両義的に血塗られた名前である「姜健」を艦名に用いるのは、不吉極まりないというのが現地の人々の感覚なのだ。

「一部では『水に浮かべようとして転覆した駆逐艦の事故は、短命だった姜健の運命を暗示している』と見る向きもある。『不運な名前の船は、どうせまた壊れる』という声もささやかれている」と情報筋は述べた。

噂の広がりを把握した当局は、その出どころの特定に躍起になっている。

同じ咸鏡北道の別の情報筋は、人民班長(町内会長)から聞いた話として、咸鏡北道保衛局(秘密警察)の担当者と人民班長が、姜健号にまつわる噂の出どころを探る秘密調査を行っていると伝えた。

調査対象は地域の幹部、船員、港周辺で商売をしている人たちで、特に占い師が要注意対象とされている。

占いは北朝鮮の刑法で迷信として禁じられているが、情報が少なく不安の多い社会では占い師に頼る人が後を絶たない。庶民はもちろん、高官でさえも占いに頼ることがあり、そうした行動が社会不安を招く場合もある。

情報筋によると、船乗りの話として「事故後、駆逐艦の名前が変更されたとの噂もある」という。

「先月、清津造船所で事故を起こして転覆した駆逐艦の名前は『金策(キム・チェク)号』だったが、羅津造船所での進水式では『姜健号』に変わっていた」

これは、今年4月に行われた姜健号と同クラスの駆逐艦、崔賢(チェ・ヒョン)号の進水式の演説で、金正恩氏がこのように述べたことが関係している可能性がある。以下、朝鮮中央通信の記事から一部抜粋する。

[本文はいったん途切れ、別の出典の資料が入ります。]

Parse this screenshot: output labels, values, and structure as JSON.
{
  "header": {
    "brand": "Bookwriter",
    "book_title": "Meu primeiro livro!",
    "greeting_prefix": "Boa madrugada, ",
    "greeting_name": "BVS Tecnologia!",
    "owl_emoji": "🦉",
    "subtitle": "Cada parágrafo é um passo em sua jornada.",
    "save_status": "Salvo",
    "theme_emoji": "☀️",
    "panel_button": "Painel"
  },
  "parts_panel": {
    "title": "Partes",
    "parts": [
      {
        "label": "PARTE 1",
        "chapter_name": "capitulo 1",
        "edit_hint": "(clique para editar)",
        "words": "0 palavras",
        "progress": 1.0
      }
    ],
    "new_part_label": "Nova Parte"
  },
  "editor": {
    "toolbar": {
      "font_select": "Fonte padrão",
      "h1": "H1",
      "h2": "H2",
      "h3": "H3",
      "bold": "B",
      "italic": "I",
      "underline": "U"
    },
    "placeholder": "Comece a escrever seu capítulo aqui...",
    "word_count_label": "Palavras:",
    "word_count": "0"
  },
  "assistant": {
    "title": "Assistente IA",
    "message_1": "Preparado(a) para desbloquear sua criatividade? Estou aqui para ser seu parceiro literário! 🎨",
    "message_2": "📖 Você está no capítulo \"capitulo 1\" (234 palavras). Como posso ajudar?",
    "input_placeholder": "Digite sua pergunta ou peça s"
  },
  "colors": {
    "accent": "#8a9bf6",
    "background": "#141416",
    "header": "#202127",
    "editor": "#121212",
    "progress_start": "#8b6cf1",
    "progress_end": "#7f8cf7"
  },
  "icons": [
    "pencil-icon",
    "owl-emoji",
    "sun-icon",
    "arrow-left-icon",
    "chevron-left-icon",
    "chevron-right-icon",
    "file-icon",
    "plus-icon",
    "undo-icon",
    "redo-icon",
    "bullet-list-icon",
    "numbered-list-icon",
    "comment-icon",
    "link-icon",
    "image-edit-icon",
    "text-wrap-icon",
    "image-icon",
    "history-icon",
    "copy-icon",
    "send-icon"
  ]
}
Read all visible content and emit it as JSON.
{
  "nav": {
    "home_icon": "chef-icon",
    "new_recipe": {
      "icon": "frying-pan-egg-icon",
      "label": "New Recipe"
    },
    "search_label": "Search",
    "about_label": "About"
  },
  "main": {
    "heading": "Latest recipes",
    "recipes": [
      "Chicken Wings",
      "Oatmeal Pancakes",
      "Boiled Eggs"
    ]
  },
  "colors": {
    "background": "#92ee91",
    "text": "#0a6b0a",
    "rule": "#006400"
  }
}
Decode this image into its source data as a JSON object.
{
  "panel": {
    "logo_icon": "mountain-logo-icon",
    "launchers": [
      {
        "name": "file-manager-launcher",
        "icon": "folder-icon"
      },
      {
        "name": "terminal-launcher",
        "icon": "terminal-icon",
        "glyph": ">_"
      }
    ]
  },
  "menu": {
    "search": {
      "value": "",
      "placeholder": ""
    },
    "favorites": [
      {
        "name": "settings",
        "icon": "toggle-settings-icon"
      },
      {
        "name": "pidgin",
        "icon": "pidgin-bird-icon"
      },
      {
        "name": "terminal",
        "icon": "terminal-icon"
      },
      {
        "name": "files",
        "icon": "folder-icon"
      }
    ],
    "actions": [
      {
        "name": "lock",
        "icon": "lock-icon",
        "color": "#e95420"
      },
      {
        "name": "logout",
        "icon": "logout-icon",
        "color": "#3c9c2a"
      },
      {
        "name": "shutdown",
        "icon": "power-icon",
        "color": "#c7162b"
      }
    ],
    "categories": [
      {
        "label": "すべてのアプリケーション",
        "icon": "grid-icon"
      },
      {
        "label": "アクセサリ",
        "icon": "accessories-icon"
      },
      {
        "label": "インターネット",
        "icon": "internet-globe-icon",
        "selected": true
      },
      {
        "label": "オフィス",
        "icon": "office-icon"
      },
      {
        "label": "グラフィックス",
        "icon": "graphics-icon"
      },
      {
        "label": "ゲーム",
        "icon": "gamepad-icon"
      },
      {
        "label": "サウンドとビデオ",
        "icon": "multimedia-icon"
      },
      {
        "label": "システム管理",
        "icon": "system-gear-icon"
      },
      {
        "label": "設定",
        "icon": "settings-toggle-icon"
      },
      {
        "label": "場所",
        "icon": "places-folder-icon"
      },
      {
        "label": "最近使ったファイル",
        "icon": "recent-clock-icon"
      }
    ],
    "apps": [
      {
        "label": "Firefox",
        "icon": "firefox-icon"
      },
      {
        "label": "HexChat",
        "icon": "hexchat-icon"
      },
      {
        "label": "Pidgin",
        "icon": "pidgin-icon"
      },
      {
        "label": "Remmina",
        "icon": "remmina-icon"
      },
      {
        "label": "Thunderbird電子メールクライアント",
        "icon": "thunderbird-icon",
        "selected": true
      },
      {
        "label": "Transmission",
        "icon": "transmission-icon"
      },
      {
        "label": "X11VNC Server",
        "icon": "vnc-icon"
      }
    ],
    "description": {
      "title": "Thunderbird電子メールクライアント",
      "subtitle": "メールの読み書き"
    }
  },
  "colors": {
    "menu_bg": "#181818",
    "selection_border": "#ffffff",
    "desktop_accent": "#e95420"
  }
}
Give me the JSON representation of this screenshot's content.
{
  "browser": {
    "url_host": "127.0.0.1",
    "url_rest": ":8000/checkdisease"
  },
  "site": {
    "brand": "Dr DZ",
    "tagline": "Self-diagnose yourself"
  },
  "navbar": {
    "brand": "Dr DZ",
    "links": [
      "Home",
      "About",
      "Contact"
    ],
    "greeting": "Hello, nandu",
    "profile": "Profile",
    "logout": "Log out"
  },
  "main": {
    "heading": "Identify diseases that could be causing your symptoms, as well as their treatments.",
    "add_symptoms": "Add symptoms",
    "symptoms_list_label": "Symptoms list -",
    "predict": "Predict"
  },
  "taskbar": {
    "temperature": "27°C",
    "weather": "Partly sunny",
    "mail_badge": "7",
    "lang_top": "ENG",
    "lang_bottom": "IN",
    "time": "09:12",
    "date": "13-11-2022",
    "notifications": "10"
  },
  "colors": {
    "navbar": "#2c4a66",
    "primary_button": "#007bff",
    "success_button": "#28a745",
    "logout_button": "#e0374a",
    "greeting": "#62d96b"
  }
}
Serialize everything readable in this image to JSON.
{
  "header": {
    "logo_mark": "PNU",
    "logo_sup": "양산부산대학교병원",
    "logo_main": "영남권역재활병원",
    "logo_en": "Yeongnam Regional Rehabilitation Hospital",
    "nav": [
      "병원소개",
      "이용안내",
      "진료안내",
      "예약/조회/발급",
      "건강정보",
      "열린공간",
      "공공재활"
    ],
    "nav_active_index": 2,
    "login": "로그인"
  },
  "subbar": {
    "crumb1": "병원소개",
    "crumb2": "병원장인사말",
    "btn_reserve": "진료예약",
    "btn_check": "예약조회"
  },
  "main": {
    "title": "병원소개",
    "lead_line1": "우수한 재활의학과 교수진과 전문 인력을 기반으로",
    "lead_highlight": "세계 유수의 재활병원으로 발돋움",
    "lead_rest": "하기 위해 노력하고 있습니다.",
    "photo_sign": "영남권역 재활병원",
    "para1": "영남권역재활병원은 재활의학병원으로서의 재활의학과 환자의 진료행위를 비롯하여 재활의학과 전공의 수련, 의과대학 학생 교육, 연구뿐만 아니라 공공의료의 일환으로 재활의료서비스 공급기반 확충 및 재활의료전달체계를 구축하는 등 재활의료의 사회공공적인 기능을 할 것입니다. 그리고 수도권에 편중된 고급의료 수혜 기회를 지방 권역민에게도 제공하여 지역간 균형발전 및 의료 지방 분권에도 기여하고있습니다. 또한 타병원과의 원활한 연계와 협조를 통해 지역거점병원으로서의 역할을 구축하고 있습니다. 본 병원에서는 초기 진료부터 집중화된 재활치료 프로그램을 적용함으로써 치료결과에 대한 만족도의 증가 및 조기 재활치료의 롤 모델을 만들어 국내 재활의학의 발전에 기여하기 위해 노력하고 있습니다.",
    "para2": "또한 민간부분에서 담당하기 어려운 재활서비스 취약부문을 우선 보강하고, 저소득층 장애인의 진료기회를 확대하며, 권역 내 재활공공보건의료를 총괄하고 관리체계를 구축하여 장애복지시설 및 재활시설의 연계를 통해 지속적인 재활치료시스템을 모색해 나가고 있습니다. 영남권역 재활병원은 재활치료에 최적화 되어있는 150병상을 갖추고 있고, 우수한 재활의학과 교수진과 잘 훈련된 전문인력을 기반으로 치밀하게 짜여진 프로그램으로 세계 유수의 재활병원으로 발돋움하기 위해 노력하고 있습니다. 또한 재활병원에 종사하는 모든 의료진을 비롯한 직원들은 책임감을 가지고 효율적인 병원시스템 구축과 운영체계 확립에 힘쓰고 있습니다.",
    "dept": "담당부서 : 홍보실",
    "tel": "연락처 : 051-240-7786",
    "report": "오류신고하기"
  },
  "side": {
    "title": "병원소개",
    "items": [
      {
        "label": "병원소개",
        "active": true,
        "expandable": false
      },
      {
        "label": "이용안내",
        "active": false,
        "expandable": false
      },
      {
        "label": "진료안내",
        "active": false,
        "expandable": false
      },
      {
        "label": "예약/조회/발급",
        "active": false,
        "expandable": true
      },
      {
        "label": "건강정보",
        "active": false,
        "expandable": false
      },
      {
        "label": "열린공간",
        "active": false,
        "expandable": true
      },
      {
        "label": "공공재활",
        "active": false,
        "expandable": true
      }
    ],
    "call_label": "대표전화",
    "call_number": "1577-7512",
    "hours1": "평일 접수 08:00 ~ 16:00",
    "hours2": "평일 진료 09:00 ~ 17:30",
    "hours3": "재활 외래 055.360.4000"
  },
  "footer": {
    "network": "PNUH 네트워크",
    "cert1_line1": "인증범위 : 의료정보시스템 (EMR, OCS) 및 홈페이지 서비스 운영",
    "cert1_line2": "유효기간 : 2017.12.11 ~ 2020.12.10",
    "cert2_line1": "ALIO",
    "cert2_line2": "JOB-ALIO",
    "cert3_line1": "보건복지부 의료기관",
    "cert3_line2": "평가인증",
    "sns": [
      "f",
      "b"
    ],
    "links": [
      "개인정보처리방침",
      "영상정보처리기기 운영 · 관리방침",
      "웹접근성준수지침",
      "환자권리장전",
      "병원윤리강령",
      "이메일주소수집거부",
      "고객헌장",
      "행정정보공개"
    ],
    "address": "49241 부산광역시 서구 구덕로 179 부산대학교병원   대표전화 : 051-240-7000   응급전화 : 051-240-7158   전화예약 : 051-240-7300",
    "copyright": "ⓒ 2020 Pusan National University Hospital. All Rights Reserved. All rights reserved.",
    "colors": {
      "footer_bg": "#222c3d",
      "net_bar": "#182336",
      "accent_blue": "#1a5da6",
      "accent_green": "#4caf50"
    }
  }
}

忠実な信念と抜きん出た軍事的資質を持って金日成同志を補佐した金策、安吉、崔賢、姜健同志のようなパルチザン出身の軍指揮官は皆、真の将軍であり実力家でした(中略)
これから新しく建造される新型駆逐艦も、有名なつわものとして名声を博し、建軍史に赫々たる功績を残した抗日革命闘士の名前で呼ばれるでしょう。

金策も抗日パルチザンから朝鮮人民軍の最高指導部に上り詰めるも、朝鮮戦争中だった1951年1月に47歳の若さで心筋梗塞で亡くなった。

暗殺説もあることから、姜健と同様、不吉な名前だと受け取られても不思議ではない。

いずれにせよ、調査が始まったことを知った人々は、姜健号のことについて口を慎むようになった。なお、調査の結果は明らかになっていない。